Van Horn said he was drawn to compete on “Squid Game: The Challenge” by the $4.56 million prize. If he wins, Van Horn, who’s involved with his local Big Brother Big Sister chapter, said he’d use the winnings to create a new program.
“I want to create a financial literacy program within Big Brother Big Sister to help future generations know how to deal with money,” Van Horn said, “so they wouldn’t end up on a show like ‘Squid Game.’”
WPGH/WPNT upgrades
Channels 53 and 22 will undergo technical upgrades overnight Tuesday that will result in both stations being off the air from 12:01 a.m. Nov. 29 until the upgrades are complete, likely around 8 a.m. Nov. 29. If you tune to those channels during that eight-hour period and encounter a lack of programming, this is why.
Lockup
WE tv’s “Life After Lockup” (9 p.m. Friday) follows nine former inmates and their significant others in the outside world, including Justine and Michael of Johnstown, who plan a move to Las Vegas until Michael’s parole officer denies him permission to relocate.
Kept/canceled
Hulu renewed its Onyx Collective series “UnPrisoned” starring Kerry Washington and Delroy Lindo.
Starz renewed “Power Book II: Raising Kanan,” starring Carnegie Mellon University grad Patina Miller, for a fourth season ahead of the show’s third season premiere at 8 p.m. Friday.
Netflix renewed “Black Mirror” for a seventh season and will bring back Rob Lowe’s “Unstable” for a second season, which we already knew about from when striking writers shut down production. Netflix just didn’t get around to announcing the renewal until recently.

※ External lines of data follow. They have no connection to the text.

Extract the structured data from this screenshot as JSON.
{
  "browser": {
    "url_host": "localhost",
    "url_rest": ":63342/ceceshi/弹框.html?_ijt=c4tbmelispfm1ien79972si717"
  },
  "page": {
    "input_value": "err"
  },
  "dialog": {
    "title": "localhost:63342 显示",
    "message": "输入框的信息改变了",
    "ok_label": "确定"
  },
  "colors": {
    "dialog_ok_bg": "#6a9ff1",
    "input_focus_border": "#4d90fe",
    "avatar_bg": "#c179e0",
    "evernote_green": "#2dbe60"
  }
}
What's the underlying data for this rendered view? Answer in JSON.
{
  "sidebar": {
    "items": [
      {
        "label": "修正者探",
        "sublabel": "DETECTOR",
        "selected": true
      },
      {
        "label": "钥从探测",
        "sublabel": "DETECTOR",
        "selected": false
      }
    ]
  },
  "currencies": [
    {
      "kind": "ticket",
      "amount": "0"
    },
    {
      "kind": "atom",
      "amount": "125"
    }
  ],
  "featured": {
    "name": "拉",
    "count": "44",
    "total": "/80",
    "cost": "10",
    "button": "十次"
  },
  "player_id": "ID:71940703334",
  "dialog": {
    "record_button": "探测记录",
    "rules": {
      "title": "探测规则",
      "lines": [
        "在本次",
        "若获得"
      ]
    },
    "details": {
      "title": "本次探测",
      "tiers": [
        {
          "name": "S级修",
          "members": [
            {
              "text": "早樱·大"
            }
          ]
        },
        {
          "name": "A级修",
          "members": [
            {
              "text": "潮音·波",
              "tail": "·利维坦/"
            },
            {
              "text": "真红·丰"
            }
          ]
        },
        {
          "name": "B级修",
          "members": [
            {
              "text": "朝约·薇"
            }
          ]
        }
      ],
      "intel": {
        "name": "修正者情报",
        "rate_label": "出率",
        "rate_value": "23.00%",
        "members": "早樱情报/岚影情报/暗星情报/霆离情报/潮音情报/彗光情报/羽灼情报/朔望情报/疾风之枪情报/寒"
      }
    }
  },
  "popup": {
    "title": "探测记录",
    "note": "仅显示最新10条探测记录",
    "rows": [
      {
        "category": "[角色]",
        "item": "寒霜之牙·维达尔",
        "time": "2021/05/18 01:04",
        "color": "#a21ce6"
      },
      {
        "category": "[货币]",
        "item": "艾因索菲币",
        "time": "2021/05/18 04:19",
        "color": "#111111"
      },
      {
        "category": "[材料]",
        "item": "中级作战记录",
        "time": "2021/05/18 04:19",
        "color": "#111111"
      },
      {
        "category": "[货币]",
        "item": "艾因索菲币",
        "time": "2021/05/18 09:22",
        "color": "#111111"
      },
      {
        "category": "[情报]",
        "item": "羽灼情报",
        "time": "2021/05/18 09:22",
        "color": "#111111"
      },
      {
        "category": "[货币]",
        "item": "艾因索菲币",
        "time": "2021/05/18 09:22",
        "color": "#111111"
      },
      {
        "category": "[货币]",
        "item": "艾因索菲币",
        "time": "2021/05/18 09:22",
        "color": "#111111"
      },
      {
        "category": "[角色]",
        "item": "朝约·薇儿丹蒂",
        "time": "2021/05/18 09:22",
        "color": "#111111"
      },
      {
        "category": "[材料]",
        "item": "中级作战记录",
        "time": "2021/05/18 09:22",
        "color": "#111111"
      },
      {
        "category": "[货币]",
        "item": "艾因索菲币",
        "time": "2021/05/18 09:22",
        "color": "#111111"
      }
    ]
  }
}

Amazon’s Prime Video ordered another “Bosch” spin-off, this one following Det. Renee Ballard, boss of the LAPD’s new cold case division.
Prime Video canceled “With Love,” “The Horror of Dolores Roach” and “Harlan Coben’s Shelter.”
“SEAL Team” will conclude with its upcoming seventh season on Paramount+ in 2024.
Netflix canceled “Shadow and Bone,” “Glamorous,” “Agent Elvis,” “Farzaar” and “Captain Fall.”
Disney+ canceled “Muppets Mayhem” after a single season.
TBS canceled Daniel Radcliffe’s “Miracle Workers” after four seasons.
Channel surfing
Mt. Lebanon native Mark Cuban says the 16th season of ABC’s “Shark Tank,” airing during the 2024-25 TV season, will be his last with the show. … The CW pulled fall’s best new comedy, “Everyone Else Burns,” but episodes stream via TheCW digital app. The CW still plans to air the show’s second season at some point. … Disney+’s latest K-pop special, eight-part docu-series “BTS Monuments: Beyond the Star,” debuts on the streaming service Dec. 20 featuring RM, Jin, SUGA, j-hope, Jimin, V and Jung Kook.